The thing is, once you're able to scale out horizontally then you're back to riding the Moore's Law cost curve. If my ruby app requires 4 machines now, it'll require 2 machines in two years. Should I pay the up-front cost now of writing it in something lower-level? It depends, but in lots of cases probably not.
Hello Mnutt, I'm running the test into an MBA 11", it's very very slow, this is why this numbers are so different. The MBA is a good development machine as everything seems slow even if it is just a bit slow :)
Btw the PHP code is reloading the template at every request for sure. I pasted the example code I used on the blog.
Sorry, I just posted numbers to show the difference between dev mode and production mode.
I guess what I don't understand is: if you're running a site in development, isn't 250 req/s enough? And if you're running in production, do you need to reload the template on each request?
Ok my fault that did not said this in the blog post.
I was playing with Sinatra, and my real page involved substituting a few nested templates, with different parts of the site. News box, comments boxes, ...
The result was... 30 requests per second once a few templates started to stack, and with mostly toy code.
It is easy how things can get worse just doing a few mistakes along this path.

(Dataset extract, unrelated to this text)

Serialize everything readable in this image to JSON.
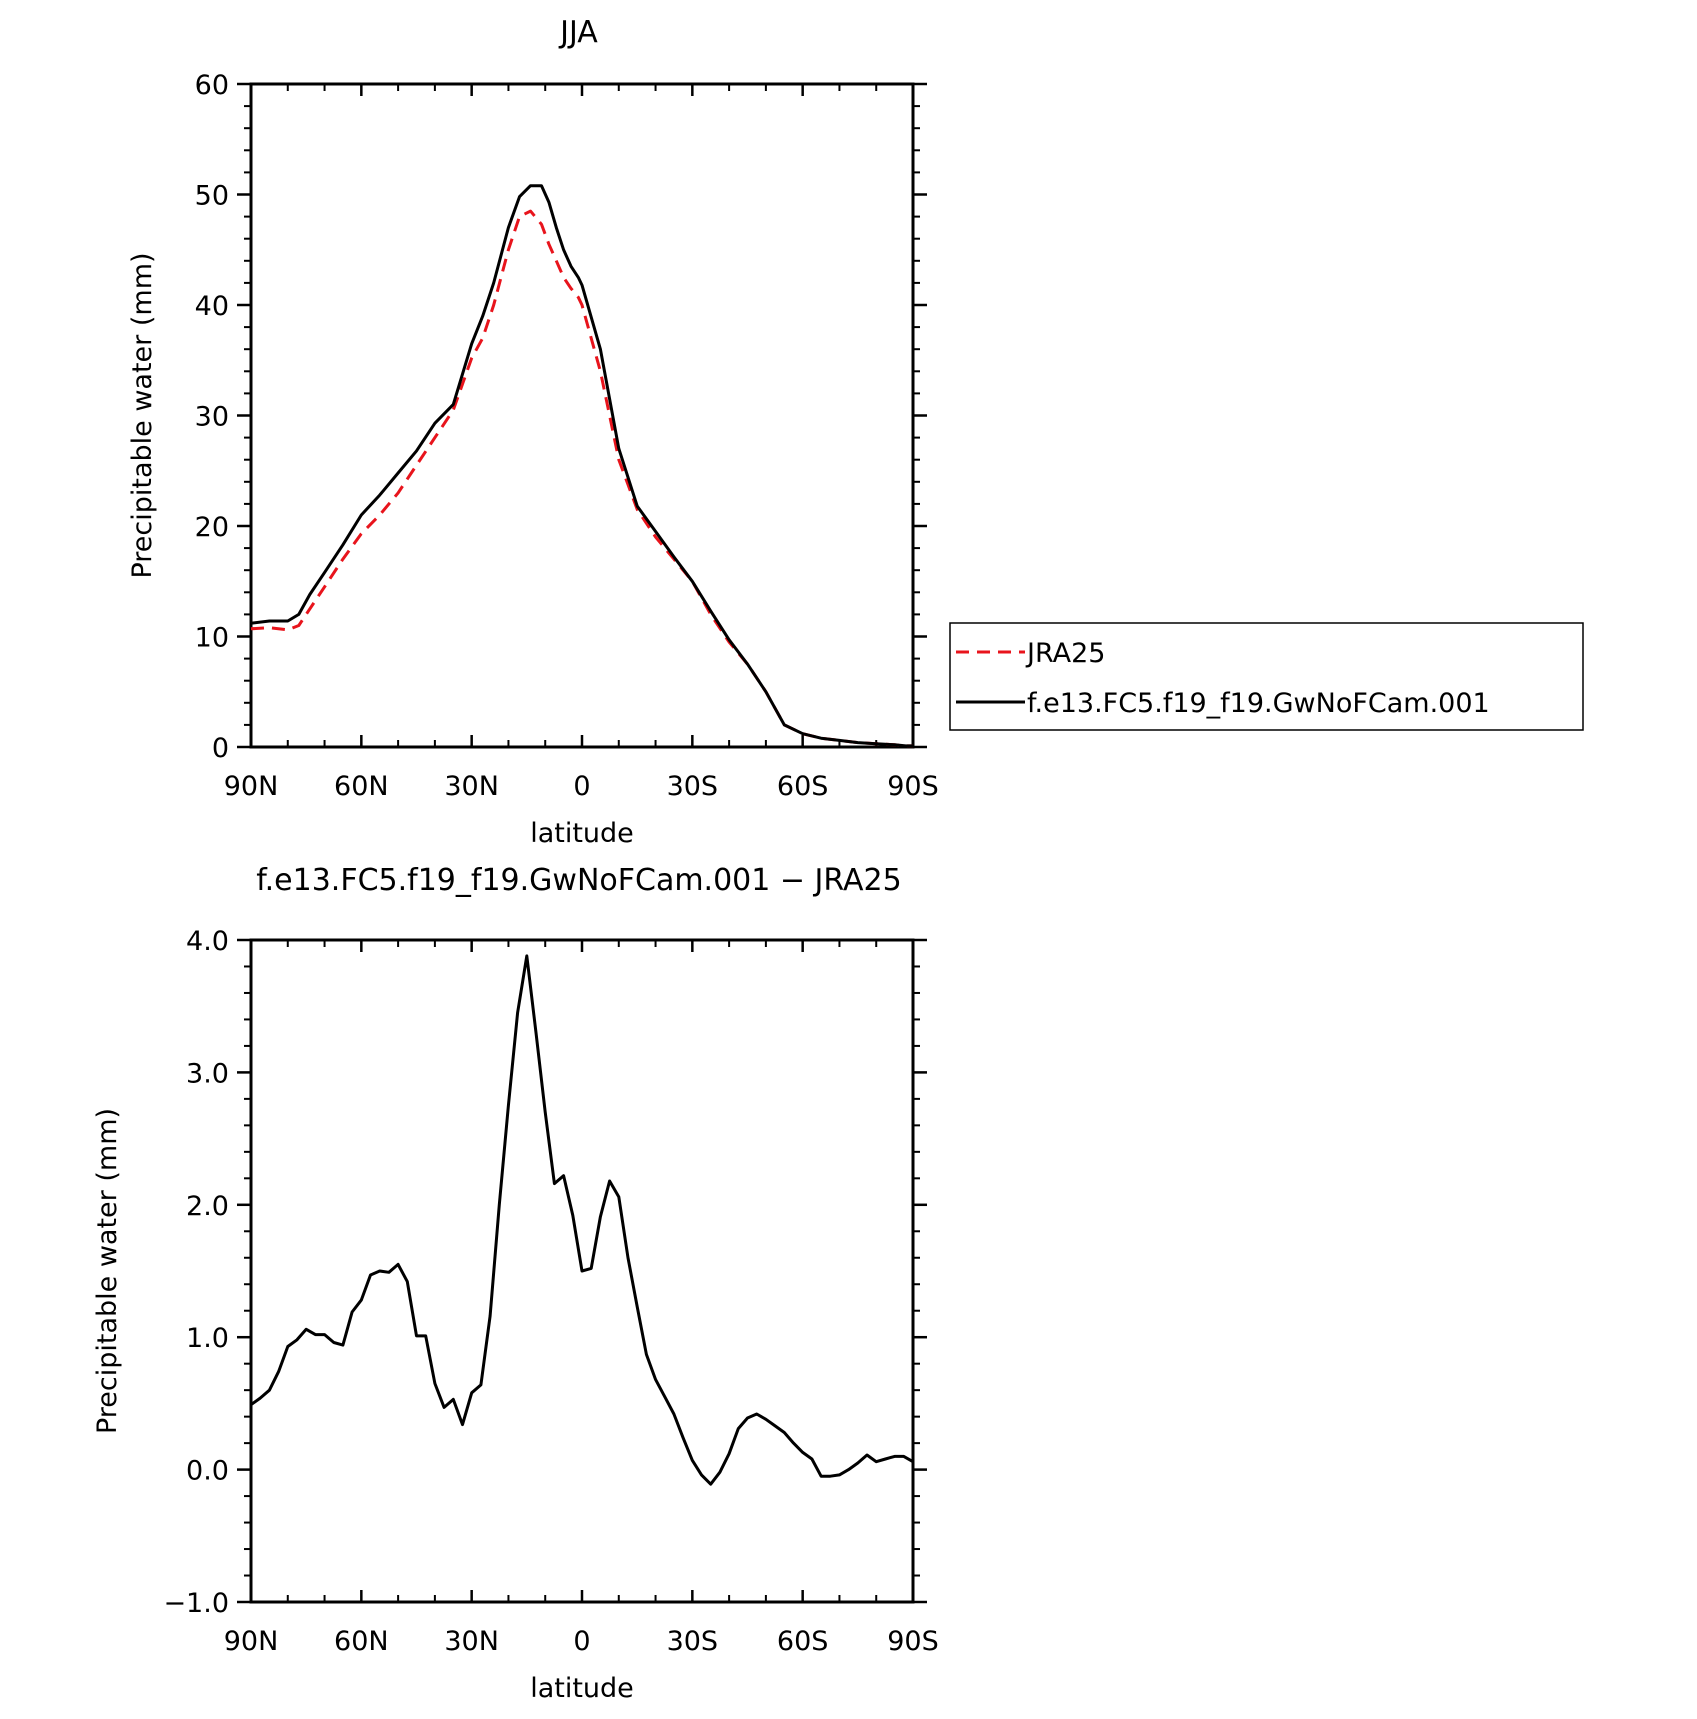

That said, I think antirez is right that there are lots of opportunities for making ruby faster. I'm particularly hopeful about JRuby's use of invokedynamic and all of the work that is going into Rubinius.
The thing is, once you're able to scale out horizontally then you're back to riding the Moore's Law cost curve. If my ruby app requires 4 machines now, it'll require 2 machines in two years. Should I pay the up-front cost now of writing it in something lower-level? It depends, but in lots of cases probably not.